After half an hour the unpopular decision to continue with the game was made by the then Chief Constable of Bolton, W J Howard. As the players were coming out with the bodies of the dead lying alongside the pitch covered with their coats, one of the spectators grabbed hold of a Stoke player and hurled abuse at him for continuing with the game.
A new sawdust lined touchline separated the players from the bodies. There was no half time interval, the sides simply changed ends presumably to get the game finished. The game finished 0-0.
Stanley Matthews described the events, “As we trotted on to the pitch I noticed the crowd was tightly packed, but this was nothing unusual at a big cup-tie. Our boys began well, and after ten minutes we had reason to feel confident as we were having the best of the game. It then happened! There was a terrific roar from the crowd, and I glanced over my shoulder to see thousands of fans coming from the terracing behind the far goal on to the pitch.”

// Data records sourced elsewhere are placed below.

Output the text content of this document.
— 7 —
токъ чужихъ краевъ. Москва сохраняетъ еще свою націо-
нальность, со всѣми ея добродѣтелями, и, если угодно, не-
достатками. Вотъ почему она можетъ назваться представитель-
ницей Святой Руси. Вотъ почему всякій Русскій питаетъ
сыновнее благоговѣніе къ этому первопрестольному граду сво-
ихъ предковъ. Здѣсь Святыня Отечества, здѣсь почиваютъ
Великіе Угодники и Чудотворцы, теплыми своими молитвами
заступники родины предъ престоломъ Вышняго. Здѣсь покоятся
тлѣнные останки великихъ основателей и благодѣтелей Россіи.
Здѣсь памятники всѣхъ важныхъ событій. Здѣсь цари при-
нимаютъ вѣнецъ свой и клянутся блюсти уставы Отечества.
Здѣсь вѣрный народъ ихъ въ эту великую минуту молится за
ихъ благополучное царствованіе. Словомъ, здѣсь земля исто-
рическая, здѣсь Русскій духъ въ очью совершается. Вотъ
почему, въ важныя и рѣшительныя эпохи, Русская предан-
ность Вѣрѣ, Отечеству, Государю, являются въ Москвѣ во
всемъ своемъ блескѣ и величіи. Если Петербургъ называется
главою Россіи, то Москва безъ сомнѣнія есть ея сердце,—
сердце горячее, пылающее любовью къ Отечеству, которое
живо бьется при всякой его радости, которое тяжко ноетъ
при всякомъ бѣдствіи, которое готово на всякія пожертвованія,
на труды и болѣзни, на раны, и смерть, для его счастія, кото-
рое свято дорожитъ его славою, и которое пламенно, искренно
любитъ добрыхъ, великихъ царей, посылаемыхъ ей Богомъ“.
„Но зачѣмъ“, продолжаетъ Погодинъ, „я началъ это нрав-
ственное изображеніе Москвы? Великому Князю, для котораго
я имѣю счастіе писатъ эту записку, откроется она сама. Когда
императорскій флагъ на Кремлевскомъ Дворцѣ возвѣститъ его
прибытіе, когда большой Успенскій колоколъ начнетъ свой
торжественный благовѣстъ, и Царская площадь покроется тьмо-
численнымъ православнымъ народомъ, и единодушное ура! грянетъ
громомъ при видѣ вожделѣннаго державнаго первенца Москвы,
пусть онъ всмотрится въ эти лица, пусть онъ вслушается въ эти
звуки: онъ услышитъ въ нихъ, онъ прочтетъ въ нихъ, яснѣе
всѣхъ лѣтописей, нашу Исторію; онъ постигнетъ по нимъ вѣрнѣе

A Home Office inquiry, chaired by Moelwyn Hughes, was launched to examine the events surrounding the disaster, but before the inquiry began the police, club officials and journalists were quick to pay the blame solely with the fans, stating holes had been torn in the fencing at the top of the embankment. Rowley stated, “Holes have been torn in the fencing at the top of the embankment in almost every conceivable place.” The Chief Constable alleged “There was no disorder … among those who gained entry in a legitimate manner. The trouble began when hundreds of people broke down the fences on the railway embankment.” He also said the police were “overwhelmed by the thousands of people rushing to the fence”.
The disaster brought about the Moelwyn Hughes report which recommended more rigorous control of crowd sizes. It also advised local authorities should inspect grounds with a capacity of 10,000 and safety limits should be in place for grounds holding 25,000 or more. Turnstiles should mechanically record spectator numbers and grounds should have their own internal telephone systems.
Immediately after the tragedy a Disaster Fund was set up by the Mayor of Bolton to help the families of the dead and injured. This raised £52,000 (about £2 million in today’s money), and was boosted by the proceeds from an international friendly between England and Scotland, playing out a 2-2 draw, at Maine Road on 24th August 1946, which sold out.
Bolton left Burnden Park in 1997 and Nat Lofthouse unveiled a memorial plaque in 2000 on the site of the old ground, which was now a supermarket.
Club chaplain Phil Mason said: "The Burnden Park disaster is often seen as the forgotten disaster within the football world. So it is very important that on the 70th anniversary we mark it in a significant way."
WILFRED ADDISON Moss Side, Manchester
WILFRED ALLISON (19) Leigh
FRED BATTERSBY (31) Atherton
JAMES BATTERSBY (33) Atherton
ROBERT BENTHAM (33) Atherton
HENRY BIMSON (59) Leigh
HENRY RATCLIFFE BIRTWISTLE (14) Blackburn
JOHN T. BLACKSHAW Rochdale
W. BRAIDWOOD (40) Hindley
FRED CAMPBELL (33) Bolton
FRED PRICE DEARDEN (67) Bolton
WILLIAM EVANS (33) Leigh
WINSTON FINCH Hazel Grove, Stockport
JOHN FLINDERS (32) Littleborough
ALBERT EDWARD HANRAHAN Winton, Eccles
EMILY HOSKINSON (40) Bolton
WILLIAM HUGHES (56) Poolstock, Wigan
FRANK JUBB Rochdale
JOHN LIVESEY (37) Bamber Bridge, Preston
JOHN THOMAS LUCAS (35) Leigh
HAROLD MCANDREW Wigan
WILLIAM MCKENZIE Bury
MORGAN MOONEY (32) Bolton
HARRY NEEDHAM (30) Bolton
DAVID PEARSON Rochdale
JOSEPH PLATT (43) Bolton
SIDNEY POTTER (36) Tyldesley
GRENVILLE ROBERTS Ashton-in-Makerfield
RICHARD ROBEY (35) Barnoldswick
THOMAS ROBEY (65) Billinge, Wigan
T. SMITH (65) Rochdale
WALTER WILMOT (31) Bolton
JAMES WILSON Higher Openshaw, Manchester.